Count has seen revenue rise 28 per cent to $143.6 million and funds under management in its CARE business exceed $4 billion in a year where it also integrated the Diverger businesses and the separately managed account (SMA) service that came with them.
“We’re quite energised around the SMA proposition because of its history through the GPS Wealth Network, which we acquired when we bought Diverger last year,” Count CEO Hugh Humphrey tells Professional Planner, referring to the recent acquisition of formerly ASX-listed compatriot.
“It’s a very integrated advice philosophy, it’s a very structured and documented advice process that delivers consistent outcomes to clients, and at the backend of the advice experience there’s an SMA proposition.”
In July, Humphrey told the Professional Planner Licensee Summit that he had been “sceptical” about GPS Wealth’s SMA service when it acquired it, saying that he thought it was a part of the business Count probably “wouldn’t take over” owing to the belief that it was too product-led.
Humphrey says that the SMA service has enhanced firm productivity, but it comes as ASIC revealed this week it will conduct surveillance of AFSLs recommending and offering managed accounts to retail clients as part of its enforcement priorities for the new financial year.
“Historically, we’ve been quite a pure advisory business and an SMA is a product,” Humphrey says.
“We were looking pretty closely at that to make sure it was going to be consistent with our methodology and how we were approaching what could cause or be seen to cause conflicts within the business. But given the nature of the integrated advice philosophy that CARE presents, it is quite unique, and it has a 14-year track record; it’s well established.
“The advice process is standardised – all the advisers within a firm and across firms can take the same approach to how they deliver advice to a client.”
Humphrey says that Count is now focused on outsourcing, AI and automation use cases across its accounting and planning equity partnerships, which it believes will lead to automation of “mundane” processes and further productivity gains.
“We’re seeing people more engaged in their roles because it’s giving them more time back to spend with clients,” Humphrey says.
“In our advice business, we saw a 10 per cent year-on-year increase in average number of clients per adviser, and a big driver of that has been productivity initiatives around delivery of advice.”
Count’s results come at the end of a year where it’s completed 10 transactions and one divestment, and Humphrey says that they demonstrate a “really good balance” between organic and inorganic growth and that they haven’t resulted in the business taking on too much complexity.
“We’re very disciplined about the M&A activity we will pursue; we won’t do it for the sake of doing it… We want to pursue high quality acquisitions that are really synergistic for us.
“We have a long pipeline of opportunities, we know how to assess them against our strategy and economic drivers as well. Depending on where the acquisition goes the level of work is different; if it’s a transformational acquisition, a step-change like Diverger… we do a lot of work within Count group.

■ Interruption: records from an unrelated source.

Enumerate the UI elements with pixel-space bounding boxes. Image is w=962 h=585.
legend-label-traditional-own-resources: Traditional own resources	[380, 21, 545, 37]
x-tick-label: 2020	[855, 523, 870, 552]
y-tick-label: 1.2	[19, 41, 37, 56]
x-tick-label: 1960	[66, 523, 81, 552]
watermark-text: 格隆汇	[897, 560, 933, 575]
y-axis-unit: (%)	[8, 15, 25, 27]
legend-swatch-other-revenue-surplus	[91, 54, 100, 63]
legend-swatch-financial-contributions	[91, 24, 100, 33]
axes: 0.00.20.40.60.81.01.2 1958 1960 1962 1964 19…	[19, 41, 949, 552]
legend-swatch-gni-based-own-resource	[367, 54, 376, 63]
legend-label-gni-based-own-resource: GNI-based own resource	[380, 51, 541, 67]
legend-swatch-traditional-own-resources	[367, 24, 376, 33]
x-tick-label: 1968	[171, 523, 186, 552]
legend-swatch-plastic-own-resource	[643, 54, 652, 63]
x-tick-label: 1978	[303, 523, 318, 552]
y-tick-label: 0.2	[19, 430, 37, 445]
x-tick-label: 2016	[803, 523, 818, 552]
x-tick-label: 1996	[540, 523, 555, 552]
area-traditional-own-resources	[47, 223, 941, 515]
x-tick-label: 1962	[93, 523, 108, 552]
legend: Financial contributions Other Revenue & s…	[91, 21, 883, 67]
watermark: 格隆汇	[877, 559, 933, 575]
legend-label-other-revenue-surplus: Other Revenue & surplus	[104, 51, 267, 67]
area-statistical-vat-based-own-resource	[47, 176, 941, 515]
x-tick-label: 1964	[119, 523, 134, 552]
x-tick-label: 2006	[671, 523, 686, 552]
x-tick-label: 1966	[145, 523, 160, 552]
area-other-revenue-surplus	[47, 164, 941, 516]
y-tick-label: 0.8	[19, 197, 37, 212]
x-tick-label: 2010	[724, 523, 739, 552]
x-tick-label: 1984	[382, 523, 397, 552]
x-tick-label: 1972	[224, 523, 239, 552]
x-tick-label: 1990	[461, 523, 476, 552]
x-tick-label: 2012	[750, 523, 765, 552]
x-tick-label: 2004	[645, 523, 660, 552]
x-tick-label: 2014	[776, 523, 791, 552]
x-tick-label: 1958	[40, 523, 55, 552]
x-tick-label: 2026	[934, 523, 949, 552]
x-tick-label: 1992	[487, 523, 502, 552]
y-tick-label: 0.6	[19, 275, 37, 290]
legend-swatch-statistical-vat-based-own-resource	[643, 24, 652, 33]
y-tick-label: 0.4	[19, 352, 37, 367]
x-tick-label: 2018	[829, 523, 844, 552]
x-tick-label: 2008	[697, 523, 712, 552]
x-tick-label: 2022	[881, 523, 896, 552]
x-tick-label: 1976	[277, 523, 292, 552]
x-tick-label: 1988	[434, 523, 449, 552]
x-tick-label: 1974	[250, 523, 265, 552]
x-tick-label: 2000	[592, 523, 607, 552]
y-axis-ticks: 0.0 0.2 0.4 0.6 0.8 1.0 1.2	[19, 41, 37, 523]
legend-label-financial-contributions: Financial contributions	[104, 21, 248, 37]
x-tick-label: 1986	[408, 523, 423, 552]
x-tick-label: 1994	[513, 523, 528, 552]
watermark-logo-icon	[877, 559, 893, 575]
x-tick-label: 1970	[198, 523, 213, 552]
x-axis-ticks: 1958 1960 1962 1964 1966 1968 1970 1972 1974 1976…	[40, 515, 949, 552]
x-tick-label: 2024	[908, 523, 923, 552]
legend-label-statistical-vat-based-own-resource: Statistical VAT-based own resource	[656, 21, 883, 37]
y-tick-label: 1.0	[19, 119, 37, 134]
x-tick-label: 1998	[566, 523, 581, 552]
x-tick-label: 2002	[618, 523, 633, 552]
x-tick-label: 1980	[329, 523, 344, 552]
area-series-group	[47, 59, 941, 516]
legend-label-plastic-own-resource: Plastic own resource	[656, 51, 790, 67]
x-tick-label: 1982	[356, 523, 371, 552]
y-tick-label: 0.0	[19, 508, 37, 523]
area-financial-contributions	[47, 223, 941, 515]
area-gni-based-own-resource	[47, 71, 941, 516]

If we’re making an acquisition into one of our equity partnerships then the work is sort of distributed between us and the firm as well.”
The group reported average annual equity partner firm revenues of around $8 million, up 9 per cent.
Humphrey says that M&A will remain a core part of how Count does business in the years to come.
“We’ve long held the view that Count has been subscale, and that as a listed business we need to pursue scale to improve our economics and really take advantage of the liquidity and the opportunity that being listed presents,” Humphrey says.
“Over the last three years we’ve tripled the market cap of the business, and we think there’s a lot more room for that to grow… We’ve got a model that is very scalable and we’re still very interested in pursuing strategic acquisitions that can fundamentally change the shape of the business.”